Gegara
Sarpin Rizaldi, hari-hari ini begitu menyesakkan bagi kita. Kita? Ya, kita,
masyarakat warga bangsa dan negara Indonesia. Baik mereka yang peduli dan
tidak, cuek dan sinis, bersemangat dan lebay, sok kritis dan sok bijak, politis
dan a-politis, sosial dan a-sosial; terhadap apa yang terjadi dalam kepolitikan
kita hari ini, kepemimpinan kita hari ini, dan tentunya perjalanan hidup kita
pribadi-per-pribadi, atau apa pun.
Namun
sebagaimana ujar Tony Robbins; “Selalu ada jalan, jika kita berkomitmen.”

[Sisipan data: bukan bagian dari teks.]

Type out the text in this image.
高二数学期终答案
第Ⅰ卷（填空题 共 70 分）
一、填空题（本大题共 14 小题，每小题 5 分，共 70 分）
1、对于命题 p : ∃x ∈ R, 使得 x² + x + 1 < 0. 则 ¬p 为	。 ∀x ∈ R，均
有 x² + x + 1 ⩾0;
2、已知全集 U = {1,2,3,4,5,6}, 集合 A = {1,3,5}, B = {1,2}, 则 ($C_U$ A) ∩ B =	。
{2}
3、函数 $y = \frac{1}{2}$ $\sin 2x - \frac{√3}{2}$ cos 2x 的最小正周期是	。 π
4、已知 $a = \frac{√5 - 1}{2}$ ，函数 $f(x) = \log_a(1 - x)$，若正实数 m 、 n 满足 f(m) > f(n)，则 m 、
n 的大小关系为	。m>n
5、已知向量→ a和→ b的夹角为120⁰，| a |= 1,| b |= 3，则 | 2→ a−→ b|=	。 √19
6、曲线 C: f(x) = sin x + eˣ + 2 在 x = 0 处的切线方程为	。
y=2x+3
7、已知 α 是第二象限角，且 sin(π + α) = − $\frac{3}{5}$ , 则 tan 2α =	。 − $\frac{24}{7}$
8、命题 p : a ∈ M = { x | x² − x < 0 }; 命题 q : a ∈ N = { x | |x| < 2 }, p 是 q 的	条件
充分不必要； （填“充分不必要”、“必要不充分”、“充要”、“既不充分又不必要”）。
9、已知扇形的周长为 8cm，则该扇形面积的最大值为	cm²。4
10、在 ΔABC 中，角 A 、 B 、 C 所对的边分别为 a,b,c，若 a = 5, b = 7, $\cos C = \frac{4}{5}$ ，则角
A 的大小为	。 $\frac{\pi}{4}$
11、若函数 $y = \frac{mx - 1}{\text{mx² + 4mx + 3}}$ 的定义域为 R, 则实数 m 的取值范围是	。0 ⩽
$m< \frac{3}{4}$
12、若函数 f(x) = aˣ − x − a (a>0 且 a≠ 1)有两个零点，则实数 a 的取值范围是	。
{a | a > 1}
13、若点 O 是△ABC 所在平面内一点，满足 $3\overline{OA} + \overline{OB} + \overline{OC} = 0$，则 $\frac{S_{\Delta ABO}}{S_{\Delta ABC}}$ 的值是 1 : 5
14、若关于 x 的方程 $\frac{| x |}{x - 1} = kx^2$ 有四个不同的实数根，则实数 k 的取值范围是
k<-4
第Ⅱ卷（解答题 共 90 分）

Berkomitmen terhadap apa? Berkomitmen terhadap apapun, di mana kita merasa
jalan menuju itu kini sedang crowded, macet, bahkan mungkin terlihat buntu.
Setelah
‘pseudo’ Reformasi 1998, kita belum juga menemukan jalan itu. Bahkan yang terjadi
adalah perjalanan balik, dan seolah kita sedang diyakinkan pada idiom ‘isih
enak jamanku toh?’ Banyak orang bisa sambil terkekeh mengatakan itu. Seolah
nasib bangsa dan negara sebagai mainan, dan tak ada yang serius mengenai hajat
hidup 250 juta manusia di dalamnya. Kita bisa bayangkan, gegara banjir Jakarta,
atau berbagai daerah lain pun, semua orang menderita. Padahal, disamping soal
alam, banjir adalah juga soal manusia, dari rakyat hingga pejabatnya. Tapi apa
yang terjadi? Semua hanya saling menyalahkan.
Kita
dihadapkan pada kenyataan, bahwa sejarah bangsa ini, belum lepas dari tesis
hitam-putih yang dibangun. Antara mimpi atau idealisasi kita tentang keindahan,
kesempurnaan, namun tak pernah diajarkan bagaimana proses menuju ke sana.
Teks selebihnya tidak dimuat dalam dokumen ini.